Firstly, let me make sure you understand, this is on UN-SUPPORTED hardware. These issues may not ever exist in a fully supported and compliant production environment. I have not seen these VSAN upgrade issues in fully supported environment. However, we all tend to run our labs on un-supported hardware so I’m sure I won’t be the only one that comes across these issues and just in-case other people do, the resolution is pretty simple. I have seen the same issues three times in three separate (unsupported) environments.
The upgrade was from VSAN 6.5 to VSAN 6.6 and as VSAN isn’t a stand-alone product, it is built into vSphere so the upgrade performed is as simple as upgrading ESXi. I was running ESXi 6.5.0 (Build 4887370) and the upgrade was to ESXi 6.5.0 (Build 5310538).
It has been a long (and i mean a LONG time) time since I have seen an ESXi purple screen. But soon after upgrading my environment to ESXi 6.5 (5310538) my hosts started purple screening. I had to take a screen shot because this is a rare sight. It only happened once and since the below fixes were applied it has never happened again.
The VSAN upgrade process is very straight forward to perform.
- Upgrade vCenter Server
- Upgrade ESXi hosts
- Upgrade the disk format version
Straight after the upgrade I started receiving vMotion alerts and my VMs wouldn’t migrate between hosts. There didn’t appear to be any configuration issues with vMotion and it was working perfectly fine before the upgrade. I tested the connectivity using a vmkping between hosts on the vMotion vmkernel IP and it failed. There was no network connectivity between hosts on the vMotion vmkernel port!
The vMotion fix:
I found that simply deleting the existing vMotion vmkernel and recreating a new vmkernel with the exact same configuration fixed all the issues. I had to do this on all hosts within the cluster and vMotion started working again.
This brings me to the next issue which was a lot more critical, the CLOMD Liveness. After I resolved the vMotion alerts, I ran a quick health check on VSAN. I found that my hosts were now reporting a “CLOMD Liveness” issue. This is concerning because the CLOMD (Cluster Level Object Manager Daemon) is a key component to VSAN. CLOMD runs on every ESXi host in a VSAN cluster and is responsible for creating new objects, communication between hosts for data moves and evacuations, and the repair of existing VSAN objects. To put it simply, this is a critical component for creating any new objects on VSAN.
If you want to test this out (in a test environment), SSH to your ESXi hosts and stop the CLOMD daemon by running “/etc/init.d/clomd stop” and then try to create new objects or do a VM creation proactive VSAN test and see what happens. You will get the error “Cannot complete file creation operation”.
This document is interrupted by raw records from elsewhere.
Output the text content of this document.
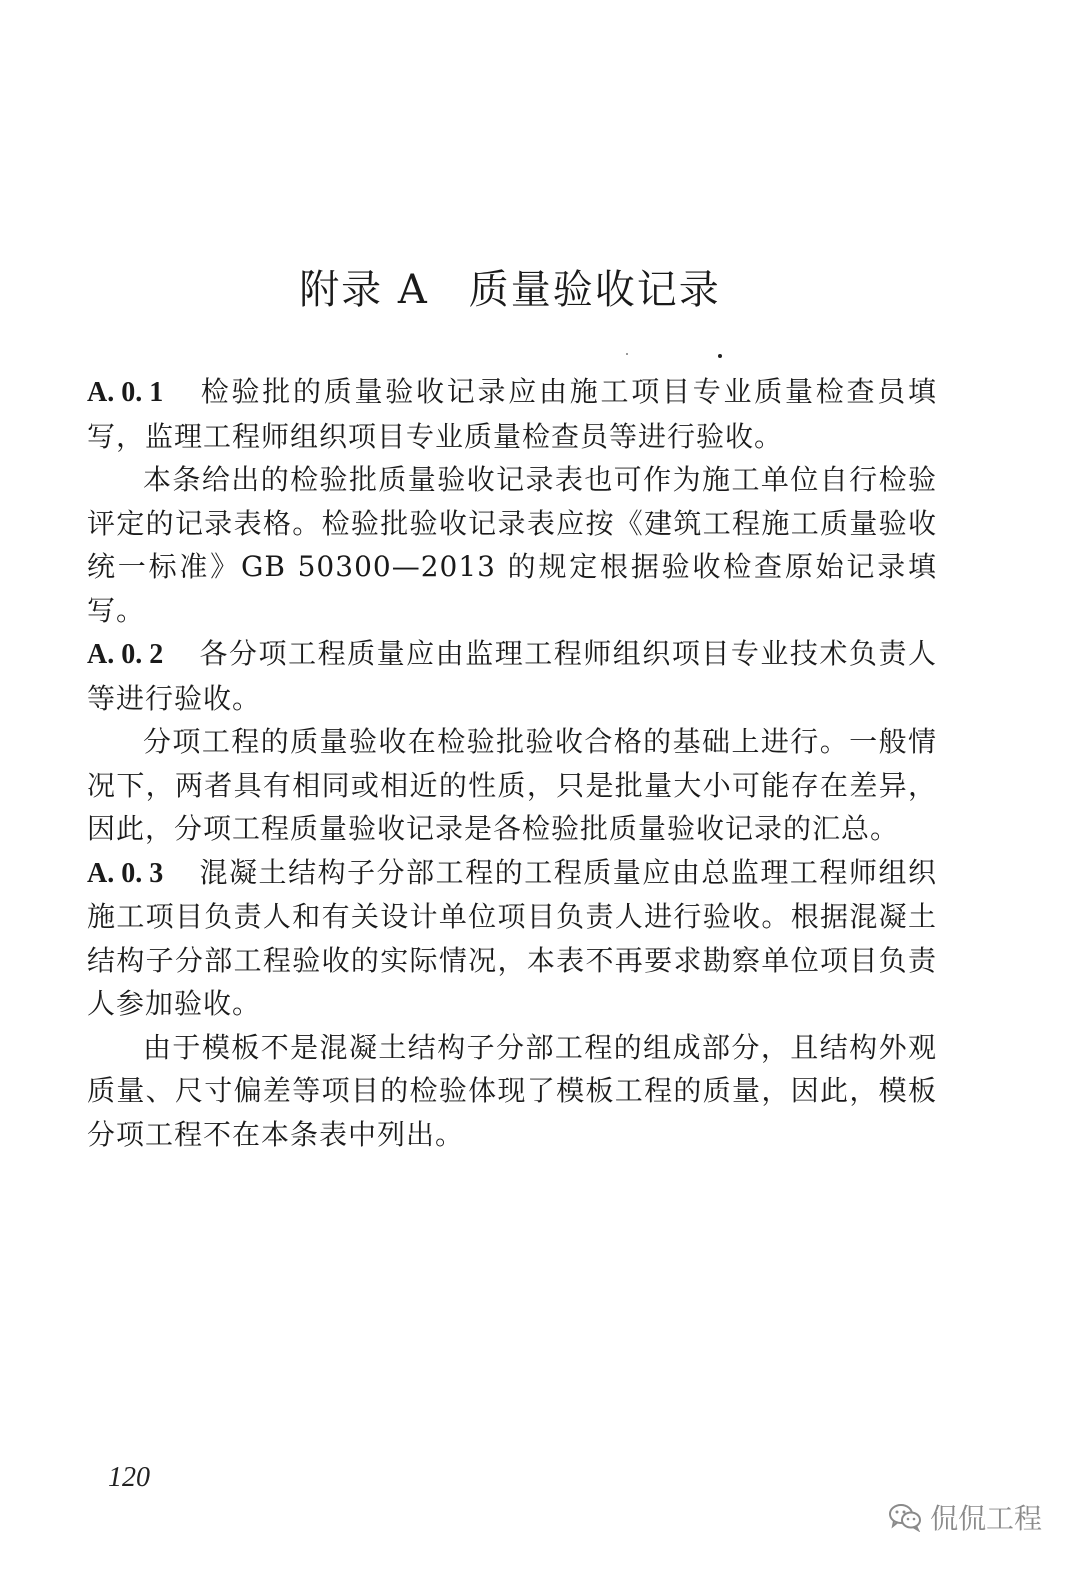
附录 A 质量验收记录

A. 0. 1 检验批的质量验收记录应由施工项目专业质量检查员填写，监理工程师组织项目专业质量检查员等进行验收。

本条给出的检验批质量验收记录表也可作为施工单位自行检验评定的记录表格。检验批验收记录表应按《建筑工程施工质量验收统一标准》GB 50300—2013 的规定根据验收检查原始记录填写。

A. 0. 2 各分项工程质量应由监理工程师组织项目专业技术负责人等进行验收。

分项工程的质量验收在检验批验收合格的基础上进行。一般情况下，两者具有相同或相近的性质，只是批量大小可能存在差异，因此，分项工程质量验收记录是各检验批质量验收记录的汇总。

A. 0. 3 混凝土结构子分部工程的工程质量应由总监理工程师组织施工项目负责人和有关设计单位项目负责人进行验收。根据混凝土结构子分部工程验收的实际情况，本表不再要求勘察单位项目负责人参加验收。

由于模板不是混凝土结构子分部工程的组成部分，且结构外观质量、尺寸偏差等项目的检验体现了模板工程的质量，因此，模板分项工程不在本条表中列出。

120
侃侃工程
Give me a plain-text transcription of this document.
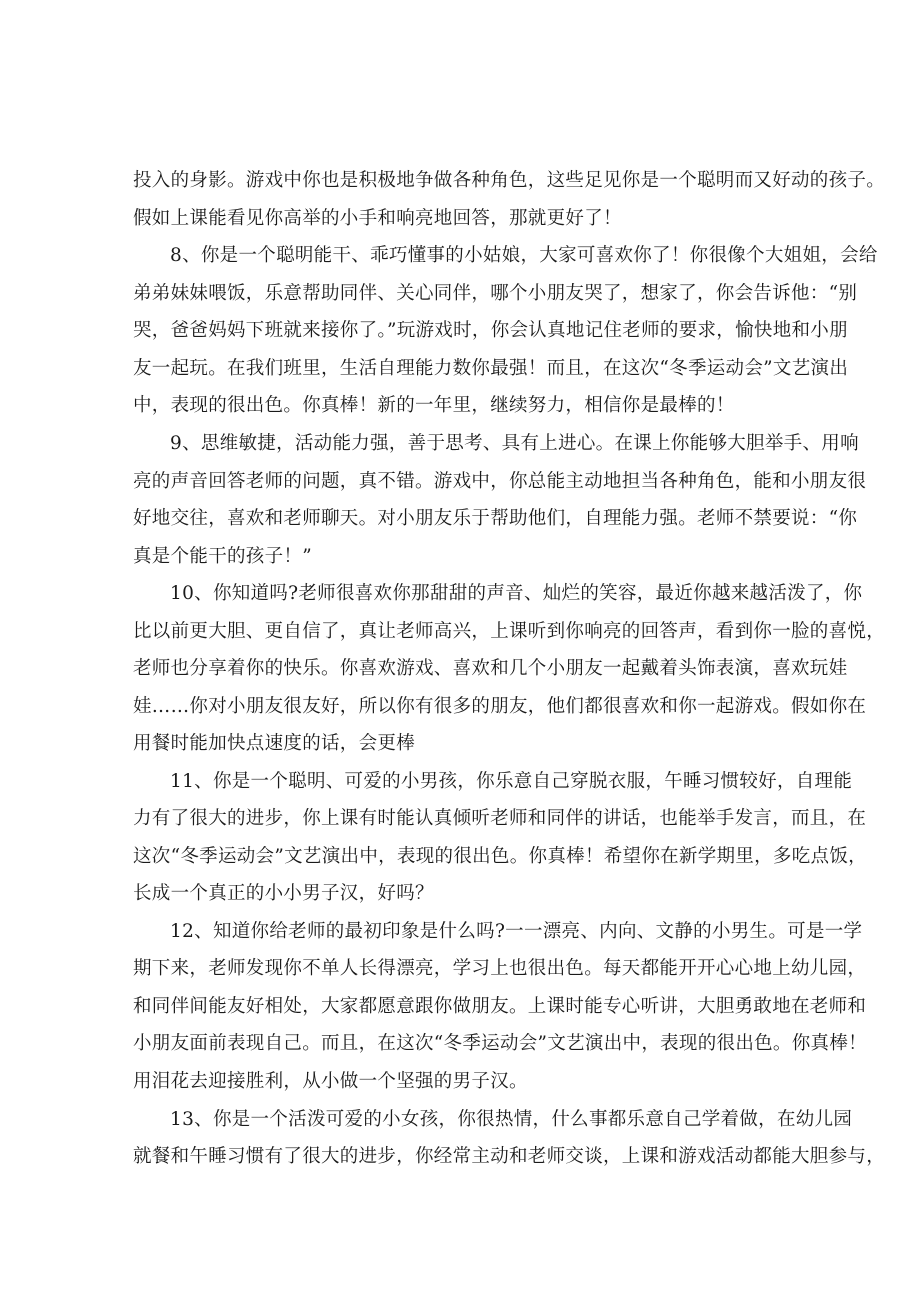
投入的身影。游戏中你也是积极地争做各种角色，这些足见你是一个聪明而又好动的孩子。

假如上课能看见你高举的小手和响亮地回答，那就更好了！

8、你是一个聪明能干、乖巧懂事的小姑娘，大家可喜欢你了！你很像个大姐姐，会给

弟弟妹妹喂饭，乐意帮助同伴、关心同伴，哪个小朋友哭了，想家了，你会告诉他：“别

哭，爸爸妈妈下班就来接你了。”玩游戏时，你会认真地记住老师的要求，愉快地和小朋

友一起玩。在我们班里，生活自理能力数你最强！而且，在这次“冬季运动会”文艺演出

中，表现的很出色。你真棒！新的一年里，继续努力，相信你是最棒的！

9、思维敏捷，活动能力强，善于思考、具有上进心。在课上你能够大胆举手、用响

亮的声音回答老师的问题，真不错。游戏中，你总能主动地担当各种角色，能和小朋友很

好地交往，喜欢和老师聊天。对小朋友乐于帮助他们，自理能力强。老师不禁要说：“你

真是个能干的孩子！”

10、你知道吗?老师很喜欢你那甜甜的声音、灿烂的笑容，最近你越来越活泼了，你

比以前更大胆、更自信了，真让老师高兴，上课听到你响亮的回答声，看到你一脸的喜悦，

老师也分享着你的快乐。你喜欢游戏、喜欢和几个小朋友一起戴着头饰表演，喜欢玩娃

娃……你对小朋友很友好，所以你有很多的朋友，他们都很喜欢和你一起游戏。假如你在

用餐时能加快点速度的话，会更棒

11、你是一个聪明、可爱的小男孩，你乐意自己穿脱衣服，午睡习惯较好，自理能

力有了很大的进步，你上课有时能认真倾听老师和同伴的讲话，也能举手发言，而且，在

这次“冬季运动会”文艺演出中，表现的很出色。你真棒！希望你在新学期里，多吃点饭，

长成一个真正的小小男子汉，好吗？

12、知道你给老师的最初印象是什么吗?一一漂亮、内向、文静的小男生。可是一学

期下来，老师发现你不单人长得漂亮，学习上也很出色。每天都能开开心心地上幼儿园，

和同伴间能友好相处，大家都愿意跟你做朋友。上课时能专心听讲，大胆勇敢地在老师和

小朋友面前表现自己。而且，在这次“冬季运动会”文艺演出中，表现的很出色。你真棒！

用泪花去迎接胜利，从小做一个坚强的男子汉。

13、你是一个活泼可爱的小女孩，你很热情，什么事都乐意自己学着做，在幼儿园

就餐和午睡习惯有了很大的进步，你经常主动和老师交谈，上课和游戏活动都能大胆参与，
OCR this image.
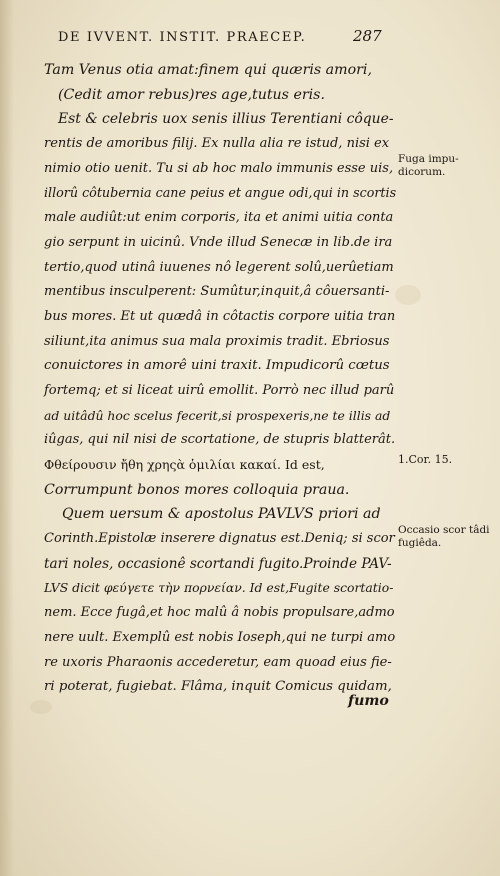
DE IVVENT. INSTIT. PRAECEP.	287
Tam Venus otia amat:finem qui quæris amori,
(Cedit amor rebus)res age,tutus eris.
Est & celebris uox senis illius Terentiani côque-
rentis de amoribus filij. Ex nulla alia re istud, nisi ex
nimio otio uenit. Tu si ab hoc malo immunis esse uis,
illorû côtubernia cane peius et angue odi,qui in scortis
male audiût:ut enim corporis, ita et animi uitia conta
gio serpunt in uicinû. Vnde illud Senecæ in lib.de ira
tertio,quod utinâ iuuenes nô legerent solû,uerûetiam
mentibus insculperent: Sumûtur,inquit,â côuersanti-
bus mores. Et ut quædâ in côtactis corpore uitia tran
siliunt,ita animus sua mala proximis tradit. Ebriosus
conuictores in amorê uini traxit. Impudicorû cœtus
fortemq; et si liceat uirû emollit. Porrò nec illud parû
ad uitâdû hoc scelus fecerit,si prospexeris,ne te illis ad
iûgas, qui nil nisi de scortatione, de stupris blatterât.
Φθείρουσιν ἤθη χρηςὰ ὁμιλίαι κακαί. Id est,
Corrumpunt bonos mores colloquia praua.
Quem uersum & apostolus PAVLVS priori ad
Corinth.Epistolæ inserere dignatus est.Deniq; si scor
tari noles, occasionê scortandi fugito.Proinde PAV-
LVS dicit φεύγετε τὴν πορνείαν. Id est,Fugite scortatio-
nem. Ecce fugâ,et hoc malû â nobis propulsare,admo
nere uult. Exemplû est nobis Ioseph,qui ne turpi amo
re uxoris Pharaonis accederetur, eam quoad eius fie-
ri poterat, fugiebat. Flâma, inquit Comicus quidam,
fumo
Fuga impu-dicorum.
1.Cor. 15.
Occasio scor tâdi fugiêda.
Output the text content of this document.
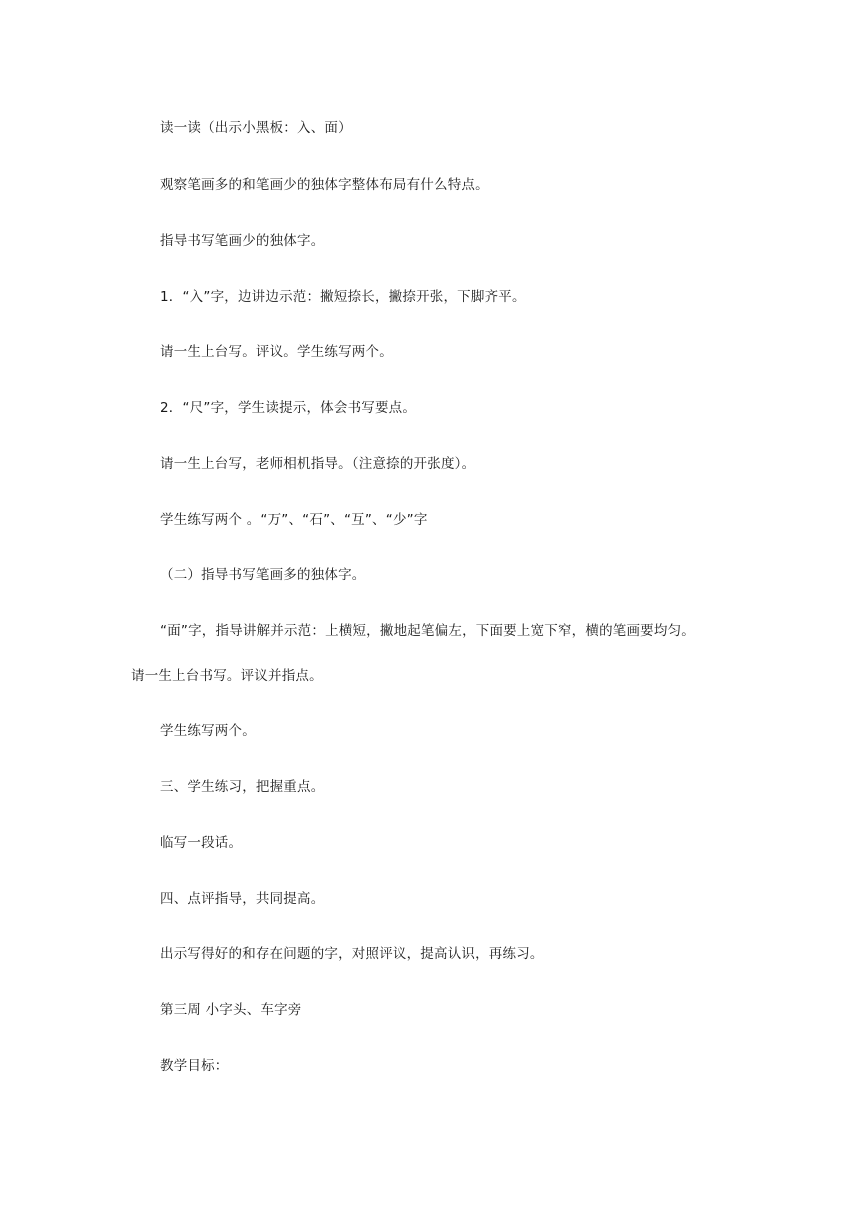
读一读（出示小黑板：入、面）
观察笔画多的和笔画少的独体字整体布局有什么特点。
指导书写笔画少的独体字。
1．“入”字，边讲边示范：撇短捺长，撇捺开张，下脚齐平。
请一生上台写。评议。学生练写两个。
2．“尺”字，学生读提示，体会书写要点。
请一生上台写，老师相机指导。（注意捺的开张度）。
学生练写两个 。“万”、“石”、“互”、“少”字
（二）指导书写笔画多的独体字。
“面”字，指导讲解并示范：上横短，撇地起笔偏左，下面要上宽下窄，横的笔画要均匀。
请一生上台书写。评议并指点。
学生练写两个。
三、学生练习，把握重点。
临写一段话。
四、点评指导，共同提高。
出示写得好的和存在问题的字，对照评议，提高认识，再练习。
第三周 小字头、车字旁
教学目标：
And the output from the proactive VSAN test is “Failed to create object. A CLOM is not attached. This could indicate that the clomd daemon is not running”.
If CLOMD isn’t running, you’re not at risk of losing any data, it just means that new data can’t be created, I would still suggest that it is critical to get it running again.
The CLOMD Liveness can occur for a number of reasons. The VMware KB article is here: https://kb.vmware.com/selfservice/microsites/search.do?language=en_US&cmd=displayKC&externalId=2109873
In order to check the CLOMD service/daemon was running on the hosts you can execute the following command on each host:
The results showed that the CLOMD service was not running and even after re-starting the service, it would stop running a short time later.
The VSAN CLOMD Liveness fix:
Learning from the vmkernel issues, I immediately tried deleting and re-creating the VSAN vmkernel on each host and this fixed the issue. However to do this was a little more difficult than the vMotion process because when you delete the VSAN vmkernel you instantly partition that host, so you need to be careful how you do this.
Place the host in Maintenance Mode first! We aren’t going to lose any data so you don’t need to evacuate the data, however I would recommend you at least select “Ensure data accessibility from other hosts”. Selecting “No Data Migration” is generally only suggested if you are shutting down all nodes in the VSAN cluster, or possibly a non-intrusive action like a quick reboot.
Once the host is in Maintenance Mode you can now delete the existing vmkernel and re-create a new one with the same settings. I would then reboot the host for good measure. Once the host is back up, you can exit Maintenance Mode and then move on to the next host.
Again, I stress that I have only seen this issue on un-supported hardware.
My VSAN Upgrade Process
- Upgrade vCenter
- Upgrade each ESXi server
- Upgrade the disk format version
- Run a VSAN health check!
- If you have a CLOMD issue then for each ESXi host in the VSAN Cluster
- Place a host in Maintenance Mode
- Delete and re-create the vMotion vmkernel
- Delete and re-create the VSAN vmkernel
- Reboot the ESXi host
- Move on to the next host
- Run a VSAN health check again